О-ва я уже знал раньше, но не особенно близко. Он был на два года и курса старше меня. В семинарии он был известен за заядлого «философа», умевшего писать головоломные «задачки», хотя и не всегда пользовавшиеся одобрением начальства ввиду частого отступления автора в область «собственных умозрений». Я тогда, признаться, побаивался такой его учености и не рисковал вступать с ним в товарищеские отношения, но сам он не раз выражал желание сойтись со мной поближе, и я был уже раза два в квартире, где он жил с товарищами – одним богословом и двоими философами; при них жили еще два или три маленьких «училищных». Квартира эта помещалась в небольшом флигеле какой-то мещанки, садовницы и огородницы, на самом краю города, куда в ненастную погоду можно было пройти, лишь преодолев непролазные грязные хляби. Квартира эта в глазах семинарского начальства давно числилась как «неблагонадежная», а среди учащихся была известна под именем «секретной». Про нее ходили слухи, что в ней по преимуществу совершались всякие семинарские «конспирации», начиная от недозволенных собраний, с чтением неодобренных книг и ведением таких же бесед, укрывательства секретных библиотечек и кончая попойками, впрочем довольно редкими, большею частью только по поводу выдающихся событий, как, например, отправление кого-либо из близких участников в университет или академию или посвящение в священники. Все такие конспирации обставлялись обыкновенно чрезвычайными предосторожностями, так как, несмотря на дальность расстояния и пустынную и грязную местность, семинарское начальство постоянно «точило зубы» на неблагонадежную квартиру и частенько насылало туда «субов». Против главным образом нашествия последних вокруг секретной квартиры в дни особо серьезных «конспирации» устраивались настоящие сторожевые посты по крышам и заборам и даже на деревьях, где сторожевую службу принуждены были «по очереди» отбывать маленькие «училищные», обязанные немедленно при малейшей опасности уведомлять конспирирующую компанию «старших». Обыкновенно особенно конспиративные собрания происходили накануне праздников, после всенощной, и чаще всего в ненастные дни, когда бдительность начальства значительно ослабевала.

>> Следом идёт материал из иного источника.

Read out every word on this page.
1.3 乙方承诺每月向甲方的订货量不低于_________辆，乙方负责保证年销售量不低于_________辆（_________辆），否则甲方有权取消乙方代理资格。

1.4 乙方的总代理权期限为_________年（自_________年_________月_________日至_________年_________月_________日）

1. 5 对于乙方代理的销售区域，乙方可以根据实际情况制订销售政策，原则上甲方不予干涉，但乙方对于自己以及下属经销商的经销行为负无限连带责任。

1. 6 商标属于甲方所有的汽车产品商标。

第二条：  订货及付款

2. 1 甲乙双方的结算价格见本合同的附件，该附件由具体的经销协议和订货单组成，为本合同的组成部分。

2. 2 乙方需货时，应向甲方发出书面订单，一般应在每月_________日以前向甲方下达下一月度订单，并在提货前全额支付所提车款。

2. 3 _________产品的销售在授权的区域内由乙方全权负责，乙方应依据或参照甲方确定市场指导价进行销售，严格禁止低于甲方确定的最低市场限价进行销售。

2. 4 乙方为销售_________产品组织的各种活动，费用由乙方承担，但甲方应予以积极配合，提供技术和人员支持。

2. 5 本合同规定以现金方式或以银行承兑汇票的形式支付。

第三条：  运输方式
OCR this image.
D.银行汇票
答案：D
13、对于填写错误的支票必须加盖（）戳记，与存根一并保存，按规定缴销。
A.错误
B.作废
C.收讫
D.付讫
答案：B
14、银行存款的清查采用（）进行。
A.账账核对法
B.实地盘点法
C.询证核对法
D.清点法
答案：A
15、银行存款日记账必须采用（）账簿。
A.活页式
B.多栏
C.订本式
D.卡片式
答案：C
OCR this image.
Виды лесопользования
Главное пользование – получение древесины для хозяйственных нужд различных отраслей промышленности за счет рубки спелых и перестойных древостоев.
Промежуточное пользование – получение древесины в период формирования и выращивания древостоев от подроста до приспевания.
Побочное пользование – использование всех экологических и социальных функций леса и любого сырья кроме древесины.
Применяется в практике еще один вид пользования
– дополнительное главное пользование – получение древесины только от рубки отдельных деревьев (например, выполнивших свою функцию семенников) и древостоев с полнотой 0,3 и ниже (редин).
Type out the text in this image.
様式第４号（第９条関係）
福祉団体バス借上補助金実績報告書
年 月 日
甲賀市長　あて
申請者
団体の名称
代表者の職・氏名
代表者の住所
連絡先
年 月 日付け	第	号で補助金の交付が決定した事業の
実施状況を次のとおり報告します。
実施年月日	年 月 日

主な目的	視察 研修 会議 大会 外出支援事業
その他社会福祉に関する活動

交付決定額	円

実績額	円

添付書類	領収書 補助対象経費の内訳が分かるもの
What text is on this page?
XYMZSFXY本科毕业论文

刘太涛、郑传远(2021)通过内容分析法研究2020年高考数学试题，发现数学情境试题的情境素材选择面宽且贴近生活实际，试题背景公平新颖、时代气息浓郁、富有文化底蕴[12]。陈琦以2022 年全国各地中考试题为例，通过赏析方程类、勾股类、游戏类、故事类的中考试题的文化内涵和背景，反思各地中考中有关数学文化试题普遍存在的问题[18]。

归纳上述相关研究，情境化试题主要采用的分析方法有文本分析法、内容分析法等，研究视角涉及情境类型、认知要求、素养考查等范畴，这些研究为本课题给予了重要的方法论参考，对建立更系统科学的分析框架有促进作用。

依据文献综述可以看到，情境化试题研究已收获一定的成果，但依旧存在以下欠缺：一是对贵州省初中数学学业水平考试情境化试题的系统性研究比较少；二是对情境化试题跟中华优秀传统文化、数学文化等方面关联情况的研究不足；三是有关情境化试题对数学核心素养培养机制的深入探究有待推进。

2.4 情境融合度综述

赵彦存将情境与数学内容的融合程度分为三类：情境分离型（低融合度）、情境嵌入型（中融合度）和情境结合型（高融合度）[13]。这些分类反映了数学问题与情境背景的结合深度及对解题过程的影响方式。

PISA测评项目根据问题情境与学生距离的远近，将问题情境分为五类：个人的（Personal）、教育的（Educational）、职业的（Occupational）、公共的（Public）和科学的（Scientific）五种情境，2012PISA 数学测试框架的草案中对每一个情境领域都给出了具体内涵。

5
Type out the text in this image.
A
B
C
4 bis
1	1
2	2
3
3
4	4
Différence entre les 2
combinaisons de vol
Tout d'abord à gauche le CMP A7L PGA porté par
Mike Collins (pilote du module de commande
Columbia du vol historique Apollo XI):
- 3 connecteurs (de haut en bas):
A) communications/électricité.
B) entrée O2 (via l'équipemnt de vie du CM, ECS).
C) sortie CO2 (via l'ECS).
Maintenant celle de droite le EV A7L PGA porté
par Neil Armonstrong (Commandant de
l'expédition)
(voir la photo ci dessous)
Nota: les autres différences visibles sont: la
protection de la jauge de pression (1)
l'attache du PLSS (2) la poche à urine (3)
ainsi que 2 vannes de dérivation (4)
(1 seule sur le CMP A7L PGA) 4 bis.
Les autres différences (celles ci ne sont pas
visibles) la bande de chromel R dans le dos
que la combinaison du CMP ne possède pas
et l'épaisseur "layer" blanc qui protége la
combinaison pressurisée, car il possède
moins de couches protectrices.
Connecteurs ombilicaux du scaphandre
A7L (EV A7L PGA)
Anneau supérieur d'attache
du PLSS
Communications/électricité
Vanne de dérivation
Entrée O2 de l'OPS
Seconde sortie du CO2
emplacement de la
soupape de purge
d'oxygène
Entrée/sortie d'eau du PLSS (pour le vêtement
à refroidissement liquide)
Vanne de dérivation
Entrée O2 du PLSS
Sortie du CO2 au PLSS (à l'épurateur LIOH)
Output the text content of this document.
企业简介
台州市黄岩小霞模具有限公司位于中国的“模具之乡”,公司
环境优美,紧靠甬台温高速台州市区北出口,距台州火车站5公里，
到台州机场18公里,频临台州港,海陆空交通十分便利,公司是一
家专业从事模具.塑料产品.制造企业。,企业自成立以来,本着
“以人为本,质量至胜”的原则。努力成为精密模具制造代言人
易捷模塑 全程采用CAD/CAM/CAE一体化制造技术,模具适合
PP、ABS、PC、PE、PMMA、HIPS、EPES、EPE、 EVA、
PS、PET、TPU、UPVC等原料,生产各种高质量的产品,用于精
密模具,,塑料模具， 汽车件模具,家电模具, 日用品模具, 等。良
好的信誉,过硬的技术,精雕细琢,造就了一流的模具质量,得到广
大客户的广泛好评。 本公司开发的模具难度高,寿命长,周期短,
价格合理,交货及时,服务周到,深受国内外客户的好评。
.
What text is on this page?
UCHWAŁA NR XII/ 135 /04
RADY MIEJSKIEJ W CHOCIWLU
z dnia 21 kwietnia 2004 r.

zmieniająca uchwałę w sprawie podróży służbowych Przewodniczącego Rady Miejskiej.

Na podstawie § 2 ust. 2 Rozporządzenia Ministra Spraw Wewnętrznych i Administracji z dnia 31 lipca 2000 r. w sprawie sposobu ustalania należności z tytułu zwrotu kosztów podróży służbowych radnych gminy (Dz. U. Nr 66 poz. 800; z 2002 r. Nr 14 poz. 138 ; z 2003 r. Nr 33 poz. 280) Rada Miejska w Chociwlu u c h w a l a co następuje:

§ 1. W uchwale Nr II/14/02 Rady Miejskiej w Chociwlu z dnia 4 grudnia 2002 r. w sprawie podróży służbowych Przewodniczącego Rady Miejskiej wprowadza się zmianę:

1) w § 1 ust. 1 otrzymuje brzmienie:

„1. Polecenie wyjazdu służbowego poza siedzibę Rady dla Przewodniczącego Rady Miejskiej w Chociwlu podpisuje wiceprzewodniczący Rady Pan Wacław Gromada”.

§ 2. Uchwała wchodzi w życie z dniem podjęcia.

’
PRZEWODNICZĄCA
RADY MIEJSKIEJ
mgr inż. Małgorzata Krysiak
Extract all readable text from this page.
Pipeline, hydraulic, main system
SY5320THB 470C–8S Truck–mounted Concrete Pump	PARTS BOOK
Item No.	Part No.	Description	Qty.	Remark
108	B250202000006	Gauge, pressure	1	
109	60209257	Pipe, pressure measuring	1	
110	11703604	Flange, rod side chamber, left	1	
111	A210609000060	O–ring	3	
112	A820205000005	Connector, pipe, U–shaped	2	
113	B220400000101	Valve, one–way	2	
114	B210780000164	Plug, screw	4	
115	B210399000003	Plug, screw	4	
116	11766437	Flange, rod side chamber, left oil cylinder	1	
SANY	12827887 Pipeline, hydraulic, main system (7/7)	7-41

Первые посещения мною конспиративной квартиры не оставили особо сильного впечатления; я больше присматривался и прислушивался ко всему и вообще относился хоть и сочувственно, но пассивно. Да и на конспирации я попал все на «деловые»: то читали вслух какое-нибудь произведение новейшей литературы (вообще не одобрявшейся духовным начальством), то трое или четверо философов, собиравшихся в университет, усердно пыхтели над переводом с немецкого Шиллера, стараясь «самодельным» образом изучить немецкий язык с помощью одного лексикона, от времени до времени проверяя себя по русским переводам, то, наконец, вели жаркие, но мало затрагивавшие меня разговоры по поводу разных семинарских распорядков. Другое дело оказалось теперь…
Когда я в этот раз пришел на конспиративную квартиру, я застал там уже довольно большую компанию «конспираторов», которые вели очень оживленный диспут. Особенно горячились трое во главе с О-вым.
Я уже слыхал раньше, что О-в умел временами говорить очень увлекательно и, главное, не по-семинарски, не сухо и схоластично, а просто, образно, как-то даже вдохновенно, но вместе с тем чересчур уж горячо, так сказать «нахраписто» относительно возражателей.